Er zuckte nur stumm mit den Schultern.

„Wissen Julian und Sina wo du bist?", fragte ich und spürte, wie mein Puls aus ganz anderen Gründen als eben noch anstieg. Die Vorstellung, was die beiden denken mussten, wenn sie mitten in der Nacht bemerkten, dass Felix verschwunden war, war gruselig.

Er reagierte nicht.

„Mensch Felix, die rufen die Polizei wenn du einfach weg bist.", sagte ich fassungslos und zog mein Handy aus der Hosentasche. Ich sah verpasste zwei Anrufe von Enno und konnte mir, ganz ohne mit ihm gesprochen zu haben, ausmalen, weswegen er versucht hatte, mich zu erreichen. Wahrscheinlich war Felix erst in der WG gewesen. „Ich rufe die beiden an.", sagte ich entschlossen, aber Felix schüttelte heftig den Kopf.

„Bitte nicht."

„Felix..."

„Bitte nicht. Ich verspreche dir, niemand macht sich Sorgen und niemand vermisst mich."

„Felix, wenn..."

„Die beiden sind nicht zuhause. Ich war alleine. Die kommen erst Sonntagabend zurück und..." Felix schüttelte langsam den Kopf und schloss die Augen. „Die merken nicht, dass ich nicht Zuhause bin."

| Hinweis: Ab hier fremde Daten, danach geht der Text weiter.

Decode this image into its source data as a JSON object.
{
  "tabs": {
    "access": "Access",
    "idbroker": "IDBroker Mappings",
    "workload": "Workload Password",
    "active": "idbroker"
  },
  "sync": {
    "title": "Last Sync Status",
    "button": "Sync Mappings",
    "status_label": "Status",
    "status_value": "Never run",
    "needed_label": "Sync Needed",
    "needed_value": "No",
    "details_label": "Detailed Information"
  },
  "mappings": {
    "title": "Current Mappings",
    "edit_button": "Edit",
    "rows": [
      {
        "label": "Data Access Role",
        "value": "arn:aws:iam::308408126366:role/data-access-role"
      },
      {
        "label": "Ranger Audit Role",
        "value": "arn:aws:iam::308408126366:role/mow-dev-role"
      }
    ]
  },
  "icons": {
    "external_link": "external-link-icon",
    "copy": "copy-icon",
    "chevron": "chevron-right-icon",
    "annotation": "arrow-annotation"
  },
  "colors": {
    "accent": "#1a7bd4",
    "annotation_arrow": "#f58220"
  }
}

„Sage mir bitte, dass das ein Scherz ist.", erwiderte ich dumpf.

„Was denn? Die haben dich auch zuhause gelassen, wenn du nicht mit aufs Turnier wolltest."

„Aber nicht mit 13."

„Es ist nicht so, als ob ich denen die Wohnung abfackele."

„Stimmt, du setzt dich nur in den Zug und fährst nach Berlin!" Wütend sah ich ihn an. „Felix...", wiederholte ich dann, fast flehend und sah ihn an, während ich vergebens auf eine Erklärung wartete.